Malintenzionati potrebbero ottenere più facilmente i dati sulla posizione attraverso il tracciamento dell’indirizzo IP di una connessione ma tale informazione non è sempre molto precisa. È frequente che i siti web mantengano un registro degli indirizzi IP (Internet Protocol) numerico di tutti i visitatori e tali indirizzi possono essere utilizzati in combinazione con strumenti di geolocalizzazione online per raccogliere informazioni sulla città o sulla regione di ciascun visitatore. In molti casi la geolocalizzazione tramite IP offre solo un’idea generale di dove l’indirizzo IP può essere basato geograficamente , mentre piu’ precisi sono i dati di geolocalizzazione di Google, che includono mappe complete dei nomi delle reti wireless in tutto il mondo, che collegano ogni singola rete Wi-Fi ad una posizione fisica corrispondente. Con questi dati, Google può molto spesso determinare la posizione di un utente in un raggio di pochi metri, triangolando l’utente tra diversi punti di accesso Wi-Fi mappati nelle vicinanze. Non a caso dentro Google Maps la posizione in cui ci si trova viene mostrata in tempi brevissimi dopo l’apertura dell’app. Per confronto, la geolocalizzazione tramite IP è accurata solo per circa 5 chilometri.

Young ha aggiunto che, oltre a far trovare una posizione geografica precisa dell’utente attraverso i dati di Chromecast o Google Home, questo bug potrebbe aiutare i malintenzionati a rendere gli attacchi di phishing e di estorsione più realistici: "Le implicazioni di questo sono abbastanza ampie tra cui la possibilità di ricorrere a campagne di estorsione o ricatti più efficaci", ha affermato. "Le minacce di pubblicare foto compromettenti o esporre un segreto ad amici e parenti potrebbero servire per dare credibilità agli avvertimenti e aumentare le loro probabilità di successo".
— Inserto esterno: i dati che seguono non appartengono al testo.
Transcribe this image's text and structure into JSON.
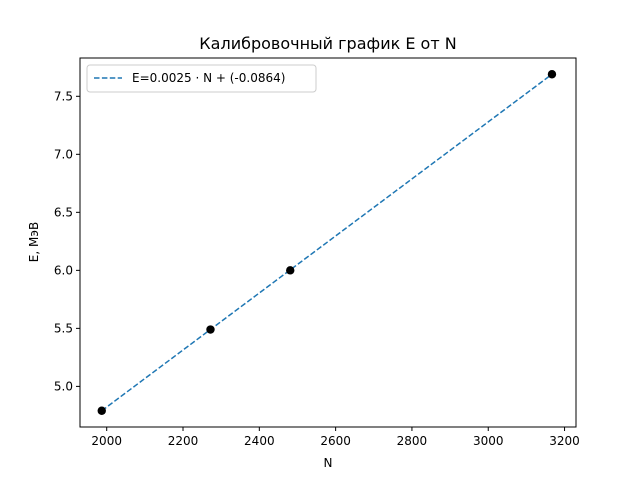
{
  "chart_data": {
    "type": "scatter",
    "title": "Калибровочный график E от N",
    "xlabel": "N",
    "ylabel": "E, МэВ",
    "xlim": [
      1930,
      3230
    ],
    "ylim": [
      4.65,
      7.83
    ],
    "xticks": [
      2000,
      2200,
      2400,
      2600,
      2800,
      3000,
      3200
    ],
    "yticks": [
      5.0,
      5.5,
      6.0,
      6.5,
      7.0,
      7.5
    ],
    "xtick_labels": [
      "2000",
      "2200",
      "2400",
      "2600",
      "2800",
      "3000",
      "3200"
    ],
    "ytick_labels": [
      "5.0",
      "5.5",
      "6.0",
      "6.5",
      "7.0",
      "7.5"
    ],
    "grid": false,
    "legend_position": "top-left",
    "series": [
      {
        "kind": "points",
        "color": "#000000",
        "x": [
          1987,
          2272,
          2481,
          3167
        ],
        "y": [
          4.79,
          5.49,
          6.0,
          7.69
        ]
      },
      {
        "kind": "fit-line",
        "name": "E=0.0025 · N + (-0.0864)",
        "color": "#1f77b4",
        "style": "dashed",
        "x": [
          1987,
          3167
        ],
        "y": [
          4.79,
          7.69
        ]
      }
    ]
  }
}
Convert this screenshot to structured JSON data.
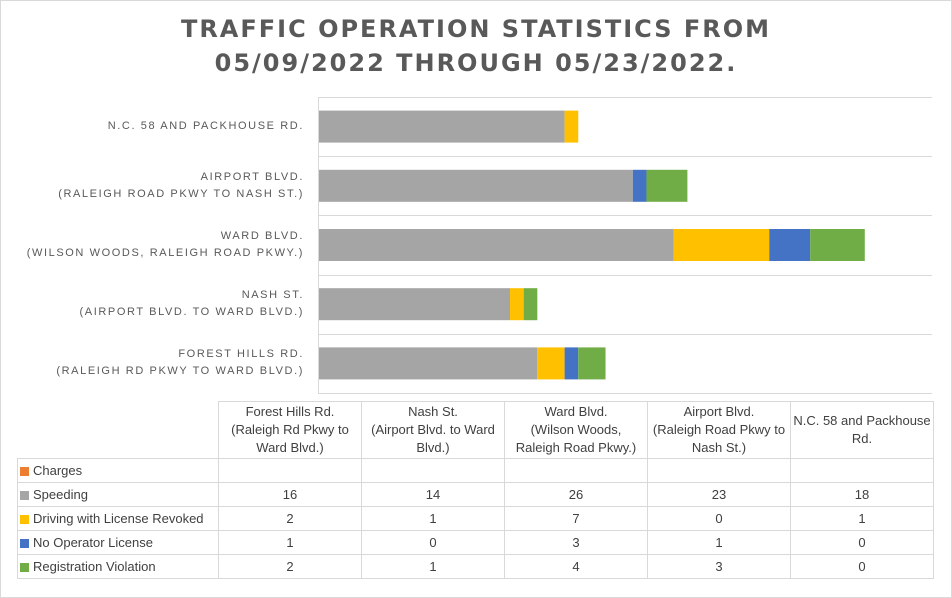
{
  "chart_data": {
    "type": "bar",
    "orientation": "horizontal",
    "stacked": true,
    "title": "TRAFFIC OPERATION STATISTICS FROM 05/09/2022 THROUGH 05/23/2022.",
    "title_lines": [
      "TRAFFIC OPERATION STATISTICS FROM",
      "05/09/2022 THROUGH 05/23/2022."
    ],
    "categories": [
      "Forest Hills Rd. (Raleigh Rd Pkwy to Ward Blvd.)",
      "Nash St. (Airport Blvd. to Ward Blvd.)",
      "Ward Blvd. (Wilson Woods, Raleigh Road Pkwy.)",
      "Airport Blvd. (Raleigh Road Pkwy to Nash St.)",
      "N.C. 58 and Packhouse Rd."
    ],
    "axis_labels": [
      [
        "FOREST HILLS RD.",
        "(RALEIGH RD PKWY TO WARD BLVD.)"
      ],
      [
        "NASH ST.",
        "(AIRPORT BLVD. TO WARD BLVD.)"
      ],
      [
        "WARD BLVD.",
        "(WILSON WOODS, RALEIGH ROAD PKWY.)"
      ],
      [
        "AIRPORT BLVD.",
        "(RALEIGH ROAD PKWY TO NASH ST.)"
      ],
      [
        "N.C. 58 AND PACKHOUSE RD."
      ]
    ],
    "table_headers": [
      [
        "Forest Hills Rd.",
        "(Raleigh Rd Pkwy to",
        "Ward Blvd.)"
      ],
      [
        "Nash St.",
        "(Airport Blvd. to Ward",
        "Blvd.)"
      ],
      [
        "Ward Blvd.",
        "(Wilson Woods,",
        "Raleigh Road Pkwy.)"
      ],
      [
        "Airport Blvd.",
        "(Raleigh Road Pkwy to",
        "Nash St.)"
      ],
      [
        "N.C. 58 and Packhouse",
        "Rd."
      ]
    ],
    "series": [
      {
        "name": "Charges",
        "color": "#ed7d31",
        "values": [
          null,
          null,
          null,
          null,
          null
        ]
      },
      {
        "name": "Speeding",
        "color": "#a5a5a5",
        "values": [
          16,
          14,
          26,
          23,
          18
        ]
      },
      {
        "name": "Driving with License Revoked",
        "color": "#ffc000",
        "values": [
          2,
          1,
          7,
          0,
          1
        ]
      },
      {
        "name": "No Operator License",
        "color": "#4472c4",
        "values": [
          1,
          0,
          3,
          1,
          0
        ]
      },
      {
        "name": "Registration Violation",
        "color": "#70ad47",
        "values": [
          2,
          1,
          4,
          3,
          0
        ]
      }
    ],
    "xlim": [
      0,
      45
    ],
    "grid": "horizontal category separators",
    "legend": "data table below chart"
  }
}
Per proteggersi una soluzione puo’ essere collegare i dispositivi connessi di Google ad un router secondario rispetto a quello di rete principale. Si potrebbe, ad esempio, collegare la porta WAN del secondo router ad una porta LAN aperta sul router principale (quello collegato alla rete internet) per avere la cosiddetta configurazione di router ‘a cascata’.

Quando Young ha contattato Google per la prima volta in merito alla sua scoperta la società ha risposto chiudendo il suo bug report con un messaggio "Status: Will not Fix (Intended Behavior)" ma dopo essere stata contattata da KrebsOnSecurity Google ha deciso di lavorare ad un aggiornamento per affrontare il problema, update che sarà distribuito da metà luglio 2018.